High-intensity light disrupts intracellular organelle dynamics via microtubule depolymerization

Chromatophores provide an excellent model to study organelle transport as they specialize in the translocation of pigment granules in response to defined environmental signals. Our previous study revealed low-intensity light-induced xanthosomes aggregation is directly mediated by Opsin 3 in xanthophores of large yellow croaker (Larimichthys crocea). Herein, we report an incidental observation of prolonged (more than 40 min) high-intensity white light (HIWL) (10,000 lux, 3.86 mW/cm²) exposure induce xanthosomes dispersion. After dispersion by HIWL exposure, the xanthosomes remains the ability to aggregate under low-intensity light conditions. Both light-emitting diode (LED) sources at different wavelengths (blue light, λ_max = 480 nm; red light, λ_max = 686 nm) with identical brightness (10,000 lux) but varying absolute irradiance levels (3.86-22.2 mW/cm²) can induce xanthosome dispersion.
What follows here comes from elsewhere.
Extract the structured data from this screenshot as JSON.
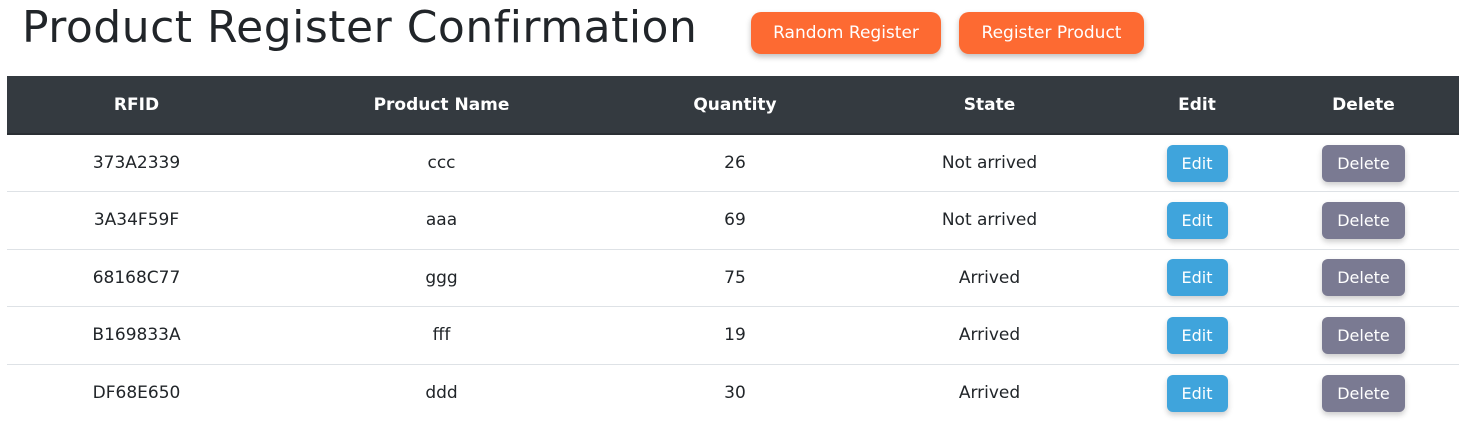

Ex vivo illumination and pharmacological experiments on xanthophores revealed that HIWL-induced xanthosomes dispersion is irrelevant to signaling pathways typically associated with xanthosome movement, but mediated by microtubule depolymerization, which is due to extraordinary high level of intracellular CA²⁺ released from IP₃R Calcium Channel in endoplasmic reticulum. Interestingly, such a mechanism was also presented in HeLa and HEK293T cells exposed to HIWL. In summary, our results expand our understanding of the impact of high-intensity light on intracellular organelle transport and Cytoskeleton.

Ca2+; Chromatophore; Fish; High-intensity light; Light; Microtubule.